After summarising and explaining the propaganda model, Rai moves on to piece together the "patterns of intervention" that Chomsky has uncovered from the systematically distorted news we are fed. Chomsky's conclusions are that our news and education systems are designed to defend the power and privilege of an elite.
In defence of this conclusion also, Chomsky (and his associates) have collected numerous case studies with corroborating evidence. In particular, Chomsky has focused on the foreign policies of the United States, demonstrating the contrast between what is usually the stated aim (defence of human rights and democracy) and the usual practice (the often vicious crushing of human rights and democracy in order to maximise corporate profit).
Chomsky describes himself as socialist, but distances himself from Marxism. Indeed, he makes lucid criticisms in many instances of the bureaucratically dominated Stalinist states (as the USSR was and China is) and the practice of political parties that support Stalinism.
Although Chomsky differentiates between Leninism and Stalinism at one level, he does consciously reject both Leninism and Trotskyism (the main criticism of Stalinism in the Marxist tradition) as strategies for change, and he has been criticised by the left for this.
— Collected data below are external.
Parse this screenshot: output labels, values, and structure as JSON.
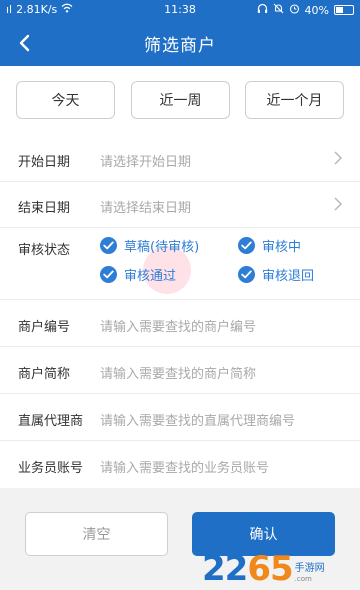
{
  "status_bar": {
    "signal": "ıl",
    "speed": "2.81K/s",
    "time": "11:38",
    "battery": "40%"
  },
  "header": {
    "title": "筛选商户"
  },
  "quick_filters": [
    {
      "label": "今天"
    },
    {
      "label": "近一周"
    },
    {
      "label": "近一个月"
    }
  ],
  "form": {
    "start_date": {
      "label": "开始日期",
      "placeholder": "请选择开始日期"
    },
    "end_date": {
      "label": "结束日期",
      "placeholder": "请选择结束日期"
    },
    "audit_status": {
      "label": "审核状态",
      "options": [
        {
          "label": "草稿(待审核)",
          "checked": true
        },
        {
          "label": "审核中",
          "checked": true
        },
        {
          "label": "审核通过",
          "checked": true
        },
        {
          "label": "审核退回",
          "checked": true
        }
      ]
    },
    "merchant_no": {
      "label": "商户编号",
      "placeholder": "请输入需要查找的商户编号"
    },
    "merchant_abbr": {
      "label": "商户简称",
      "placeholder": "请输入需要查找的商户简称"
    },
    "agent": {
      "label": "直属代理商",
      "placeholder": "请输入需要查找的直属代理商编号"
    },
    "salesman": {
      "label": "业务员账号",
      "placeholder": "请输入需要查找的业务员账号"
    }
  },
  "footer": {
    "clear_label": "清空",
    "confirm_label": "确认"
  },
  "watermark": {
    "num_a": "22",
    "num_b": "65",
    "site": "手游网",
    "domain": ".com"
  },
  "colors": {
    "primary": "#1f6fc6",
    "check": "#2e7ed6",
    "placeholder": "#a9a9a9"
  }
}
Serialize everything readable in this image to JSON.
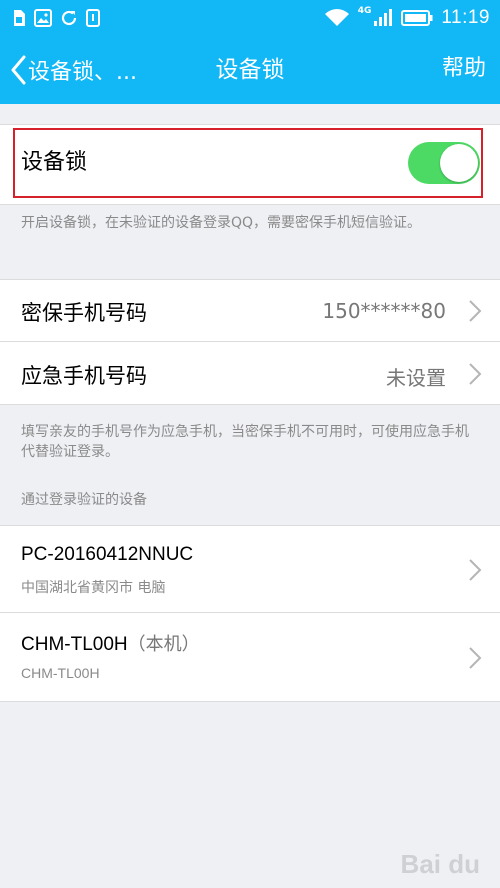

Moreover, Chomsky's criticism (by Rai's account) seems to be based almost entirely on identification as Marxist or Leninist of policies and practices associated with Stalinism.
At the same time, while the anarchist movement claims Chomsky as one of its own, he also disagrees with some of the more utopian or dogmatic characteristics of many practising anarchists. (This is recognised by George Woodcock — a famous postwar anarchist — claiming that Chomsky is merely "a sympathetic outsider" "abandoning [the] essential extremities" of anarchism.)
Chomsky describes himself as a "derivative fellow traveller" of anarchism and favours an anarchist tendency which "merges, or at least interrelates very closely with a variety of left-wing Marxism". So while his (anarchist) practice is in many ways in sympathy with genuine Marxism, his rejection of Leninism remains a weakness in his work.
Chomsky's strength is the power and depth of his intellectual analysis of contemporary capitalism. This focus means that he puts less emphasis than would be desirable on developing strategy and tactics to overturn the existing power structure and in particular on how to involve the great mass of workers and other oppressed layers in social change.
Nevertheless, he doesn't ignore these things. While he puts a lot of emphasis on the "responsibility of intellectuals", he also recognises the material pressure on academics to serve the establishment. In response to the criticism that he has betrayed the intellectual tradition, Chomsky replies: "The intellectual tradition is one of servility to power, and if I didn't betray it I'd be ashamed of myself". Analysing the effects of the propaganda model, Chomsky concludes that the suggestion that the educated classes are the most brainwashed is "pretty close to tautological".
Chomsky's works should have a respected place in every radical's library. Rai's book is very readable and interesting and a valuable summary of Chomsky's voluminous works.